Microsoft Denies It Built Backdoor Into Windows 7

CWmike writes "Microsoft has denied that it has built a backdoor into Windows 7, a concern that surfaced yesterday after a senior National Security Agency (NSA) official testified before Congress that the agency had worked on the operating system. 'Microsoft has not and will not put "backdoors" into Windows,' a company spokeswoman said, reacting to a Computerworld story Wednesday. On Monday, Richard Schaeffer, the NSA's information assurance director, told the Senate's Subcommittee on Terrorism and Homeland Security that the agency had partnered with the developer during the creation of Windows 7 'to enhance Microsoft's operating system security guide.' Thursday's categorical denial by Microsoft was accompanied by further explanation of exactly how the NSA participated in the making of Windows 7. 'The work being discussed here is purely in conjunction with our Security Compliance Management Toolkit,' said the spokeswoman. The company rolled out the Windows 7 version of the toolkit late last month, shortly after it officially launched the operating system."

Re:NSA helped on Linux as well

[Jeng]

There was quite abit of concern that Microsoft put in a backdoor for the NSA on Windows 95 though Windows 2000.

http://news.bbc.co.uk/2/hi/sci/tech/437967.stm [bbc.co.uk]
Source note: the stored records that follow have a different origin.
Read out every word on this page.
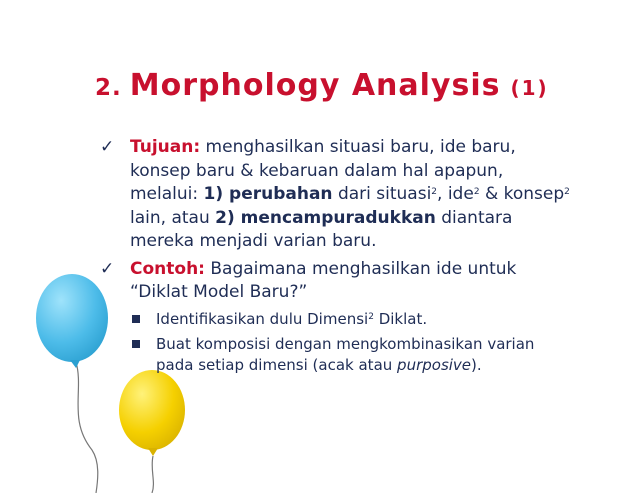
2. Morphology Analysis (1)
✓ Tujuan: menghasilkan situasi baru, ide baru, konsep baru & kebaruan dalam hal apapun, melalui: 1) perubahan dari situasi$^2$, ide$^2$ & konsep$^2$ lain, atau 2) mencampuradukkan diantara mereka menjadi varian baru.
✓ Contoh: Bagaimana menghasilkan ide untuk “Diklat Model Baru?”
Identifikasikan dulu Dimensi$^2$ Diklat.
Buat komposisi dengan mengkombinasikan varian pada setiap dimensi (acak atau purposive).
It was never confirmed that a backdoor was installed.

Re:NSA helped on Linux as well

[G-Man]

And they also recommended a couple of changes to DES when it was being developed:

http://www.schneier.com/blog/archives/2004/10/the_legacy_of_d.html [schneier.com]

Folks at the time thought it was some nefarious backdoor, but a couple of decades later came to realize it actually improved the security of DES.

Re:Not really necessary

[ajs]

I think it's much more likely that the NSA would partner with Microsoft to ensure that Windows is actually more secure

It's not "likely." It's their job [nsa.gov].

Transcript of Internet Caucus Panel Discussion.

[NZheretic]

Transcript of Internet Caucus Panel Discussion. [techlawjournal.com]
Re: Administration's new encryption policy.
Date: September 28, 1999.
Weldon statement. [techlawjournal.com]

Rep. Curt Weldon [wikipedia.org]: Thank you. Let me see if I can liven things up here in the last couple of minutes of the luncheon. First of all, I apologize for being late. And I thank Bob and the members of the caucus for inviting me here.

...

But the point is that when John Hamre [wikipedia.org] briefed me, and gave me the three key points of this change, there are a lot of unanswered questions. He assured me that in discussions that he had had with people like Bill Gates and Gerstner from IBM that there would be, kind of a, I don't know whether it's a, unstated ability to get access to systems if we needed it. Now, I want to know if that is part of the policy, or is that just something that we are being assured of, that needs to be spoke. Because, if there is some kind of a tacit understanding, I would like to know what it is.

Because that is going to be subjected to future administrations, if it is not written down in a clear policy way. I want to know more about this end use certificate. In fact, sitting on the Cox Committee as I did, I saw the fallacy of our end use certificate that we were supposedly getting for HPCs going into China, which didn't work. So, I would like to know what the policies are. So, I guess what I would say is, I am happy that there seems to be a comming together. In fact, when I first got involved with NSA and DOD and CIS, and why can't you sit down with industry, and work this out. In fact, I called Gerstner, and I said, can't you IBM people, and can't you software people get together and find the middle ground, instead of us having to do legislation.

...

Re:Not really necessary

[trapnest]

"You are world delivered.... to the NSA."

Re:Really people

[sqlrob]

I don't think it is. I think there's an internal compiler they use, not Visual Studio.

Re:NSA helped on Linux as well

[Anpheus]

DES with twice the key length wasn't proportionally stronger, and the speed of computation was important enough that halving the key length with a negligible impact on strength was well advised.

3DES at 168 bits isn't nearly as strong, cryptographically, as AES or many other modern algorithms. Yet many of these algorithms can use 128-bit keys and 128-bit block sizes. So key size does not make the algorithm.

In hindsight, the NSA is fully validated on DES.

It's a GUIDE

[MulluskO]

"Working in partnership with Microsoft and elements of the Department of Defense, NSA leveraged our unique expertise and operational knowledge of system threats and vulnerabilities to enhance Microsoft's operating system security guide without constraining the user to perform their everyday tasks, whether those tasks are being performed in the public or private sector,"

DISA and the NSA produce guides.

http://iase.disa.mil/stigs/stig/index.html [disa.mil]
http://www.nsa.gov/ia/guidance/security_configuration_guides/index.shtml [nsa.gov]

They're patting one another on the back because they worked on the guide before Windows 7 was released.